Des bombes à fragmentation, comme celles utilisées par l’ambassadeur d’Ukraine auprès des Nations Unies, par Moscou, pour frapper des cibles ukrainiennes. En anglais, ils les appellent bombes à fragmentation, bombes à fragmentation, et peuvent également être utilisés comme obus d’artillerie et roquettes. Après une première explosion, ces munitions se fragmentent en petites bombes ou grenades sur une grande surface, ou peuvent ne pas exploser à l’impact, tuant ou mutilant des civils et restant dangereuses pendant des décennies.
Que sont les bombes à fragmentation
Généralement lancées à partir d’avions et d’hélicoptères, les bombes à fragmentation sont des engins contenant un certain nombre de sous-munitions, également conçues auparavant comme des mines terrestres, mais presque toutes conçues pour fonctionner à l’impact. L’ogive est composée de gaz inflammables et de particules métalliques : une fois explosée, une première substance se disperse rapidement et crée une sorte de bulle, suivie d’une nouvelle explosion.
La Convention d’Ottawa interdit l’utilisation, l’utilisation, la conception, le commerce et le développement de dispositifs antipersonnel (mines terrestres ou pièges) mais plusieurs pays comme les États-Unis, la Chine et la Russie n’ont pas signé de tels accords et continuent d’utiliser et de produire de tels dispositifs sous toutes leurs formes. Les bombes à fragmentation sont actuellement présentes dans les arsenaux de 50 pays et sont utilisées pour frapper des concentrations de troupes, de véhicules et d’autres cibles.
Pourquoi les bombes à fragmentation sont interdites
Le 30 mai 2008, un accord international a été conclu pour interdire certains types de bombes à fragmentation. Les États-Unis, la Chine, l’Inde, le Pakistan, Israël, la Russie, le Brésil, l’Iran, la Libye, l’Arabie saoudite, ainsi que divers autres petits pays n’y adhèrent pas. En novembre 2008, en vue de la signature de la Convention sur les armes à sous-munitions, le Parlement européen a débattu en plénière de la nécessité d’adopter la Convention et a exhorté tous les États membres de l’UE à y adhérer.

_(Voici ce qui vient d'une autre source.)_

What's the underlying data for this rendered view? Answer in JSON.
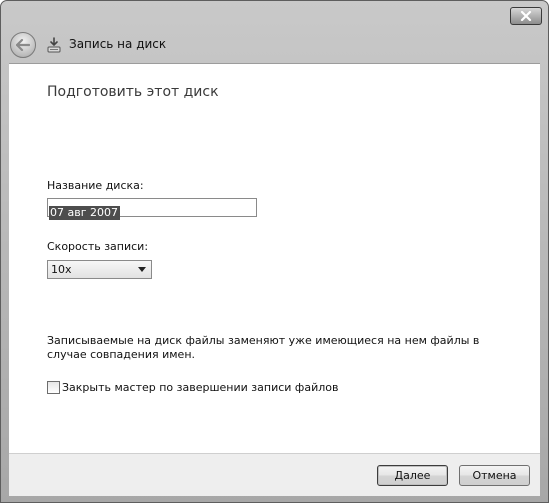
{
  "window": {
    "title": "Запись на диск"
  },
  "page": {
    "heading": "Подготовить этот диск"
  },
  "form": {
    "disc_name_label": "Название диска:",
    "disc_name_value": "07 авг 2007",
    "speed_label": "Скорость записи:",
    "speed_value": "10x"
  },
  "info_text": "Записываемые на диск файлы заменяют уже имеющиеся на нем файлы в случае совпадения имен.",
  "checkbox": {
    "label": "Закрыть мастер по завершении записи файлов",
    "checked": false
  },
  "buttons": {
    "next": "Далее",
    "cancel": "Отмена"
  },
  "icons": {
    "close": "close-icon",
    "back": "back-arrow-icon",
    "wizard": "disc-burn-icon"
  }
}
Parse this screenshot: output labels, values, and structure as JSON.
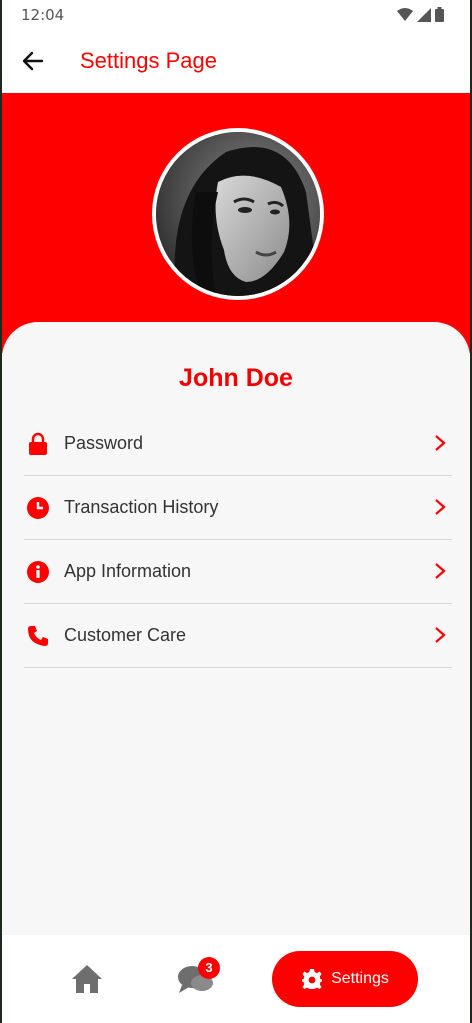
{
  "status_bar": {
    "time": "12:04"
  },
  "app_bar": {
    "title": "Settings Page"
  },
  "profile": {
    "name": "John Doe"
  },
  "menu": {
    "items": [
      {
        "label": "Password",
        "icon": "lock-icon"
      },
      {
        "label": "Transaction History",
        "icon": "clock-icon"
      },
      {
        "label": "App Information",
        "icon": "info-icon"
      },
      {
        "label": "Customer Care",
        "icon": "phone-icon"
      }
    ]
  },
  "bottom_nav": {
    "chat_badge": "3",
    "settings_label": "Settings"
  },
  "colors": {
    "accent": "#ff0000",
    "text": "#333333",
    "background": "#f7f7f7"
  }
}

Le Parlement italien a définitivement approuvé le projet de loi ratifiant la Convention d’Oslo. Avec l’entrée en vigueur le 1er août 2010 de la Convention des Nations Unies interdisant l’utilisation des bombes à fragmentation et la ratification du Burkina Faso et de la Moldavie, le nombre minimum (30 nations) pour permettre l’entrée en vigueur du traité, signé à Dublin, a été atteint. le 30 mai 2008. L’Italie a signé l’accord le 3 décembre 2008 à Oslo, mais ne l’a ratifié que le 21 septembre 2011.